Un règne de 52 ans et une décision historique
Margrethe la Sorbonnarde a incarné la continuité. Elle est devenue reine en 1972. Pendant plus d’un demi-siècle, elle a su moderniser la monarchie. Son abdication surprend, mais elle reste une décision personnelle.
Le nouveau roi, âgé de 55 ans au moment de la passation, connaît bien la France. Sa formation militaire au Danemark et son séjour normand ont construit son caractère. Frederik X est profondément européen. Il porte un regard apaisé sur l’avenir.

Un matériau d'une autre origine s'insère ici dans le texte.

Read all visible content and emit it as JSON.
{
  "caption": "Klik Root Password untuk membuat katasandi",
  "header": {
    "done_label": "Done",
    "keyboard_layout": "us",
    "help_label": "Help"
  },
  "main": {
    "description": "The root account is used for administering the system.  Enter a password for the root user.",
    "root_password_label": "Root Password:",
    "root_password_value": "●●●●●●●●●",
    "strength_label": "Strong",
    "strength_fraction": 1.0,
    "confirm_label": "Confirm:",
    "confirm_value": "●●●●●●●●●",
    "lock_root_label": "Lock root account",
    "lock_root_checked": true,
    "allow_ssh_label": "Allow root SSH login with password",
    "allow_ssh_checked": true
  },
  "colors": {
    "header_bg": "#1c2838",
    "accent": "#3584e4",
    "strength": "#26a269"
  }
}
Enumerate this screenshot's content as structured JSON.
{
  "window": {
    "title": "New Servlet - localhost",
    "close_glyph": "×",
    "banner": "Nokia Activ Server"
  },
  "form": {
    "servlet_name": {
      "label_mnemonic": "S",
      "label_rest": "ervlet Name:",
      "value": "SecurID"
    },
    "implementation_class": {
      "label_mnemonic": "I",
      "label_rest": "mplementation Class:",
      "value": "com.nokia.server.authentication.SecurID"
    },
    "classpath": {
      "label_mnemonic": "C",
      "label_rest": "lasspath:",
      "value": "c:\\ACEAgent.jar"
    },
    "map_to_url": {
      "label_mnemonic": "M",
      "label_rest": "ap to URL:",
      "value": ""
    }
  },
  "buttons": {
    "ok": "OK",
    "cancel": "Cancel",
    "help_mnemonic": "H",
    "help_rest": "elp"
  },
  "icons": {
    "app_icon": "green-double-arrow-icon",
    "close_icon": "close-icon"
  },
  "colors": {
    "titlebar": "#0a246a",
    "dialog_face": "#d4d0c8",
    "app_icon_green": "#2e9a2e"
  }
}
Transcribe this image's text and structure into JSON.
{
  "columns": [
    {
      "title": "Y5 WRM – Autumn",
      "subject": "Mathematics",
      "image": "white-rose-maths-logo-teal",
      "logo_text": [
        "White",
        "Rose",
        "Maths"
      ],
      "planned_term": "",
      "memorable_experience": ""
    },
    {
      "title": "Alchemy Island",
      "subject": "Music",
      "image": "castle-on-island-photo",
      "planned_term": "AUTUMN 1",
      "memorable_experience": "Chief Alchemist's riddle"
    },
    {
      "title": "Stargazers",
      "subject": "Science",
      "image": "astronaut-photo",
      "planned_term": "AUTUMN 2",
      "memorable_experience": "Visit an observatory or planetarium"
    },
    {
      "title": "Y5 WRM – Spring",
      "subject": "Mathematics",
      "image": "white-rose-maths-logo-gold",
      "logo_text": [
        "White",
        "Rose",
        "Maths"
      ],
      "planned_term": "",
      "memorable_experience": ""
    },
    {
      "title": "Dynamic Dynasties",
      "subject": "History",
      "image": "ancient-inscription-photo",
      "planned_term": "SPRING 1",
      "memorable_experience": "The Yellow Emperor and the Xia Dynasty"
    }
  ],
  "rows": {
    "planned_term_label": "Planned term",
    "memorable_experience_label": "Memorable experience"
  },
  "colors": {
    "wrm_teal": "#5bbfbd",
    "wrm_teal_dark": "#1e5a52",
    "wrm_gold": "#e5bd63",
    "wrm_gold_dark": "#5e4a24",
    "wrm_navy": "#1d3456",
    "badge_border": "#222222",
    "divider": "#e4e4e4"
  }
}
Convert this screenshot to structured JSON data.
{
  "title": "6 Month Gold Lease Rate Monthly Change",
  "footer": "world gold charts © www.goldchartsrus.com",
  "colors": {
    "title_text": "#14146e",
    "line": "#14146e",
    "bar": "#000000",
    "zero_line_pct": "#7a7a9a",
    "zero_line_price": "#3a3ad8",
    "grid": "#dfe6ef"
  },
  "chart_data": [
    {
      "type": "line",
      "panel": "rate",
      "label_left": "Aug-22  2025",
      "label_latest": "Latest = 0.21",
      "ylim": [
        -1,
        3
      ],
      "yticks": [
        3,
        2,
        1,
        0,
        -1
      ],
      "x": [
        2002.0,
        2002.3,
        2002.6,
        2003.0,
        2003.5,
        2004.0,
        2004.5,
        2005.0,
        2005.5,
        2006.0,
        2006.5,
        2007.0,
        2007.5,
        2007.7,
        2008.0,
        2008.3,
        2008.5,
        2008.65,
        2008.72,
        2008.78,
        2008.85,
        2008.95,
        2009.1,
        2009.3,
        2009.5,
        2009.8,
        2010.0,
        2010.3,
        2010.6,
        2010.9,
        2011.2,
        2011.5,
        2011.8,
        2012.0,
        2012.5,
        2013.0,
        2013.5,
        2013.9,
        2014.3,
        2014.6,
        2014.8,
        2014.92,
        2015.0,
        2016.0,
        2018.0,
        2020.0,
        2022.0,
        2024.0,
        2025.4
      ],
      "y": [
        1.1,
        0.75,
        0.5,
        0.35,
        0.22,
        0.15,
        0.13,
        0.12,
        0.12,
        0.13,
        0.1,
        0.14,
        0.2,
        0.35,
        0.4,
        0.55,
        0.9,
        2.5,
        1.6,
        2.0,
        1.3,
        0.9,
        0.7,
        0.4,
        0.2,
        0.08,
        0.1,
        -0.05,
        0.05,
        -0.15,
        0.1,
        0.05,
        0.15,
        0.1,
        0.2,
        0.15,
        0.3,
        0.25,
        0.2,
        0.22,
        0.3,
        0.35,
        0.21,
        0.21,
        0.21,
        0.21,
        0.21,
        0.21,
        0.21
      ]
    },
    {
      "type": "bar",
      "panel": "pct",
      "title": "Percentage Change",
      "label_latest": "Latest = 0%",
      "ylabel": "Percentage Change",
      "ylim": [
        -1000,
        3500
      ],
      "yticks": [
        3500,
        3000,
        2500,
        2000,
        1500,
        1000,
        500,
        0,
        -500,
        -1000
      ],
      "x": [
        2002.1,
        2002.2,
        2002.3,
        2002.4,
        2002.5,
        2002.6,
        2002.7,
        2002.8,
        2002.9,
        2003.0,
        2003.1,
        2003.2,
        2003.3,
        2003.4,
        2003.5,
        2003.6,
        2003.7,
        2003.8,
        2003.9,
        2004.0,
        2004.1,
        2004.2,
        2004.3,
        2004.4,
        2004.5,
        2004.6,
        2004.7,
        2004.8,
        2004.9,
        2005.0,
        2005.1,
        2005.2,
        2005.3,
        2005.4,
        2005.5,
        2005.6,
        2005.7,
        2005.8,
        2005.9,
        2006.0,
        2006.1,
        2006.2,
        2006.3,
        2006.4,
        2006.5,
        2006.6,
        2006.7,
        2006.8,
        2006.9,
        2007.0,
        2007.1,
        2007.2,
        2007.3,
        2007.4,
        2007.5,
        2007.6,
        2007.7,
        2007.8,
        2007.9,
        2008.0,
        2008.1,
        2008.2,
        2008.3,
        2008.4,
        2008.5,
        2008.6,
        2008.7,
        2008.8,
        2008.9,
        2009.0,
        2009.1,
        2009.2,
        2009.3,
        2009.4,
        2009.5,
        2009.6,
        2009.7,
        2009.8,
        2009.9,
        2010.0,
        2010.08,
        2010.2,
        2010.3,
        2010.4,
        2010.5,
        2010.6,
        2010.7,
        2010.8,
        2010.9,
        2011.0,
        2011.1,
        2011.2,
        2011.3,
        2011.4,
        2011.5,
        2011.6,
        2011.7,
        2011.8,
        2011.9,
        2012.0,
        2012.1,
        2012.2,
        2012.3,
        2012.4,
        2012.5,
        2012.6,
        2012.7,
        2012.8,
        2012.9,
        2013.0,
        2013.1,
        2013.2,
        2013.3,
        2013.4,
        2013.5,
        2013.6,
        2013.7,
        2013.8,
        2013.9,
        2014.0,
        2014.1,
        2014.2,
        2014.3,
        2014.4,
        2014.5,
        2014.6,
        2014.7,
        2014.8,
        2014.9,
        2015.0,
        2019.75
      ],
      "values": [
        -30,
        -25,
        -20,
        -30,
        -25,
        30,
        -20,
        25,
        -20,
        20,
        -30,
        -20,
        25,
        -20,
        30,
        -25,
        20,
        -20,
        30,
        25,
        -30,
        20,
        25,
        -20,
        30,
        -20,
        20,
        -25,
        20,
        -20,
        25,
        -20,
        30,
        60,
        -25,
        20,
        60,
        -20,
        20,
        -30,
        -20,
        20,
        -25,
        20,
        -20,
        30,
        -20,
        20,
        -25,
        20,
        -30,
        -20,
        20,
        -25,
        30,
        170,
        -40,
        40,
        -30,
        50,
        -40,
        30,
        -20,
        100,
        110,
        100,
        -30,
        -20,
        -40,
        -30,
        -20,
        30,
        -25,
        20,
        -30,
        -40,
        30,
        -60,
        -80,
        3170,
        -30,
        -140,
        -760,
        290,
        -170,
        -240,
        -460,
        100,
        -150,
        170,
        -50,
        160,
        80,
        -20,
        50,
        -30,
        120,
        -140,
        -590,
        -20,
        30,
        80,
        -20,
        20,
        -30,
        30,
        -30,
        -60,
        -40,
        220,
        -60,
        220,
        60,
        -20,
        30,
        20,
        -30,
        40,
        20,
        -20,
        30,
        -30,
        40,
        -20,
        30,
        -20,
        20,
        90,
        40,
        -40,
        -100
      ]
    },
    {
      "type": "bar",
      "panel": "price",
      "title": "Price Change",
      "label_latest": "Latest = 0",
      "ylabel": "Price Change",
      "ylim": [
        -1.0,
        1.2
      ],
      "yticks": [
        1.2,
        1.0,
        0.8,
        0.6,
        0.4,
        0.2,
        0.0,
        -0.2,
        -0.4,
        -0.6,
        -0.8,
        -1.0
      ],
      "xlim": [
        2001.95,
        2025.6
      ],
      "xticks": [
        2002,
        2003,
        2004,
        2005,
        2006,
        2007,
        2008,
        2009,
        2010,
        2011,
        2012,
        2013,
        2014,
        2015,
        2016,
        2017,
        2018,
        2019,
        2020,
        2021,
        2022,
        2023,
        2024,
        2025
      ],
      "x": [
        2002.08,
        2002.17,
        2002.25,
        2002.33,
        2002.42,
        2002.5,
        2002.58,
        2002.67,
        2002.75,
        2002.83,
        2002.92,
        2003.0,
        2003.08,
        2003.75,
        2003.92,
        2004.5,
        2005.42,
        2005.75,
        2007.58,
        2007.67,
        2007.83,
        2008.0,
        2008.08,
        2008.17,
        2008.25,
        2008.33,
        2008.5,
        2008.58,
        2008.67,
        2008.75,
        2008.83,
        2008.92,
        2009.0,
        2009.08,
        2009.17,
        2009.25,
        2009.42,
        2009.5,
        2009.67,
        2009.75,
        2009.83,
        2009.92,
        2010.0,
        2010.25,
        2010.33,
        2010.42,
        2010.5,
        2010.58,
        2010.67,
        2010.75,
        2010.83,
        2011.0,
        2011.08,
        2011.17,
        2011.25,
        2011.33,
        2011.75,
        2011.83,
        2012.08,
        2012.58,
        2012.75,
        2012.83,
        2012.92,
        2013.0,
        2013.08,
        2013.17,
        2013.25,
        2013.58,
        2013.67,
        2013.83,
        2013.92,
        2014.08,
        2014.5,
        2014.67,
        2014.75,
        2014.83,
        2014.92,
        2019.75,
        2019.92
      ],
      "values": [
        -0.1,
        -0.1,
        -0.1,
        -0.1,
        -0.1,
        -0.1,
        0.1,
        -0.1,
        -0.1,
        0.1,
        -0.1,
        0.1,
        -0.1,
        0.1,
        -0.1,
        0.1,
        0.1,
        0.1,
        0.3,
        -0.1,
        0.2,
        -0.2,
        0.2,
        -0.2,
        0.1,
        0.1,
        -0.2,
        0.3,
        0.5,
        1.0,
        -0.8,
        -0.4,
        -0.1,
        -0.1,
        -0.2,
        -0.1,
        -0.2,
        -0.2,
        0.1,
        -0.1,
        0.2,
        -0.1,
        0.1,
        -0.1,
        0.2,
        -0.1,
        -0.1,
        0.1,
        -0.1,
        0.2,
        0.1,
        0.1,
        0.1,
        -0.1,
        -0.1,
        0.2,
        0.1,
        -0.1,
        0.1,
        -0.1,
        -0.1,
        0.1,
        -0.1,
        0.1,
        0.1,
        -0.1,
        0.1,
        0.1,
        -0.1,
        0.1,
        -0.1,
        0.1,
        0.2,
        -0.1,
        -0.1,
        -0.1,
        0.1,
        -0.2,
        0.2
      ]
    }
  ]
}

L’héritage normand dans la Couronne danoise
La Succession royale porte la marque de cette double culture. Le château de Cayx, dans le Lot, reste une résidence familiale prisée. Frederik X y a passé de nombreuses vacances avec ses cousins. La France demeure un refuge pour la famille royale.
Cette Histoire normande unique en Europe fait partie de l’identité royale. Le Danemark regarde vers l’avenir avec un souverain francophone. Une richesse que la Royauté danoise cultive avec fierté. En ce début d’année 2026, l’attachement français ne se dément pas.
La culture normande au service de la monarchie
L’influence française sur la dynastie danoise dépasse le simple souvenir. Des voyages d’État aux échanges universitaires, les liens restent solides. La jeunesse normande des princes est un atout dans les relations bilatérales. Le Danemark et la France partagent une histoire commune.
Des valeurs transmises de génération en génération
L’École des Roches a enseigné aux princes la discipline et l’ouverture. Ces valeurs se retrouvent dans leur conception du pouvoir. Le roi Frederik X s’appuie sur une vision pragmatique et humaine. Il incarne une monarchie proche de son peuple.
La reine Margrethe, aujourd’hui âgée de 85 ans, s’est retirée de la vie publique. Elle continue de peindre et de dessiner. Son héritage artistique et culturel demeure immense. Son influence sur la couronne reste visible.
Un fil rouge français dans l’histoire normande
de la Sorbonne aux jardins de l’École des Roches, le lien est constant. Cette Histoire normande raconte une certaine idée de l’Europe. Une Europe où les souverains se nourrissent de plusieurs cultures. La Couronne danoise en est un exemple éclatant.
Vous l’avez compris, la France a joué un rôle déterminant. Margrethe la Sorbonnarde, Frederik et Joachim en sont les héritiers. La jeunesse normande a façonné la future Couronne danoise. Cette empreinte restera visible pour longtemps.

Journaliste de terrain spécialisée en géopolitique du Moyen-Orient, elle suit les affaires judiciaires et politiques iraniennes depuis dix ans. Formée à croiser les sources, elle privilégie les faits bruts aux interprétations hâtives.